Depending on the application, there may be periods of inactivity, when essentially there’s no data. You’ve still got to transmit a signal during this time to keep the receive flywheel spinning, but you’re also allowed to power down the link to save energy. Obviously there are things you have to take care of when powering down and up, like resynching the link; the standard leaves that as an exercise for the reader.

Whether due to steady data or lack of data, there may be long periods where a single code is sent over and over via the link. Yes, if it is an odd disparity code, it will be balanced by its partner, but then this pair gets transmitted over and over. And any time you send a repeated pattern over and over, you now have a periodic signal, which creates a peak at some point in the emissions spectrum, potentially interfering with the analog side of things.
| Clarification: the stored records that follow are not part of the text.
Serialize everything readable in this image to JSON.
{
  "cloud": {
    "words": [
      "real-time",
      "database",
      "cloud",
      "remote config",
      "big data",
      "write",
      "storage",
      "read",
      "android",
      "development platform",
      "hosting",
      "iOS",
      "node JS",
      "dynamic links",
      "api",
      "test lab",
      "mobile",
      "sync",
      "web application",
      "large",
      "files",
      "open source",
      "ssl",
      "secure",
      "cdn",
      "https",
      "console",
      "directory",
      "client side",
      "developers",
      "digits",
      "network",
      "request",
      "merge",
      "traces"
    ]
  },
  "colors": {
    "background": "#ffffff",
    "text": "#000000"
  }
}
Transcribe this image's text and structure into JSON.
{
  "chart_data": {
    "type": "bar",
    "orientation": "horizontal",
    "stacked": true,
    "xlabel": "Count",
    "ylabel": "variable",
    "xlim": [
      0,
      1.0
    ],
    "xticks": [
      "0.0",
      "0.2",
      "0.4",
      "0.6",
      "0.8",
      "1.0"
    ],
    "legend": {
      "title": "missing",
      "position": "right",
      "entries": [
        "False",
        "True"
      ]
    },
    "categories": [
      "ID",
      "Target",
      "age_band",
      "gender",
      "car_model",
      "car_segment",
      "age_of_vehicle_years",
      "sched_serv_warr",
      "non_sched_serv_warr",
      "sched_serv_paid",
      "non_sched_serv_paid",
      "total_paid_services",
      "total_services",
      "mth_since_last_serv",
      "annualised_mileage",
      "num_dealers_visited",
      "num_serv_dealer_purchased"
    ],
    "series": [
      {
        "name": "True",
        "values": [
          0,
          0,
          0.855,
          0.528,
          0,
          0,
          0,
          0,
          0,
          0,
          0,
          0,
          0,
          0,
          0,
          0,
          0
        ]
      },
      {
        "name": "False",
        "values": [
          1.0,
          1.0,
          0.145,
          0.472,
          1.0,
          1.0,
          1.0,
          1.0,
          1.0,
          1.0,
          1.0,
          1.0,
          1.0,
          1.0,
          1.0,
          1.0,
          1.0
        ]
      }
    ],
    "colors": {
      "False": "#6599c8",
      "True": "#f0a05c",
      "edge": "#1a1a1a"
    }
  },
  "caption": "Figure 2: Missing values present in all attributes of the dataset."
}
So the standard provides for data scrambling using a specified polynomial. Data is first scrambled and then encoded before sending; it is decoded and then descrambled on the receiving side. Scrambling is optional, since it is perceived that the very acts of scrambling and descrambling could create noise, so not scrambling is still legit.

One of the common capabilities of other serial standards appears not to have been incorporated into JESD204: the ability to bond multiple lines into a wider channel. Ordinarily this is done essentially by “rasterizing” data onto multiple lines and then pulling it off and reassembling it on the other side, with a layer on both sides interpreting the multiple serial lines as a single entity. While there apparently has been discussion about this by potential users, it is, at this point, not included in the standard.

Lattice and Linear Technology appear to be first out of the chute implementing JESD204. On the FPGA side, what makes this feasible is a low-cost ECP2M family with high-speed serial link capability; historically, this feature has been available only on the highest-end devices in the FPGA world. That is starting to change, and Lattice has seen this low-cost application area as one that can benefit from low-cost SERDES FPGAs.

While serial interfaces are old hat for FPGAs, they’re very new for digital/analog converters. Linear Technology has announced their LTC2274 ADC, which has the I/Os and logic necessary for JESD204. Bear in mind that FPGAs, given the basic SERDES circuitry, can support many standards just by changing up the IP that implements the logic; the ADCs and DACs have to build the logic into hard silicon. So part of the pacing element in adoption of the standard will be the availability of converters that have built-in support. Linear Technology is hoping to get a jump on that trend.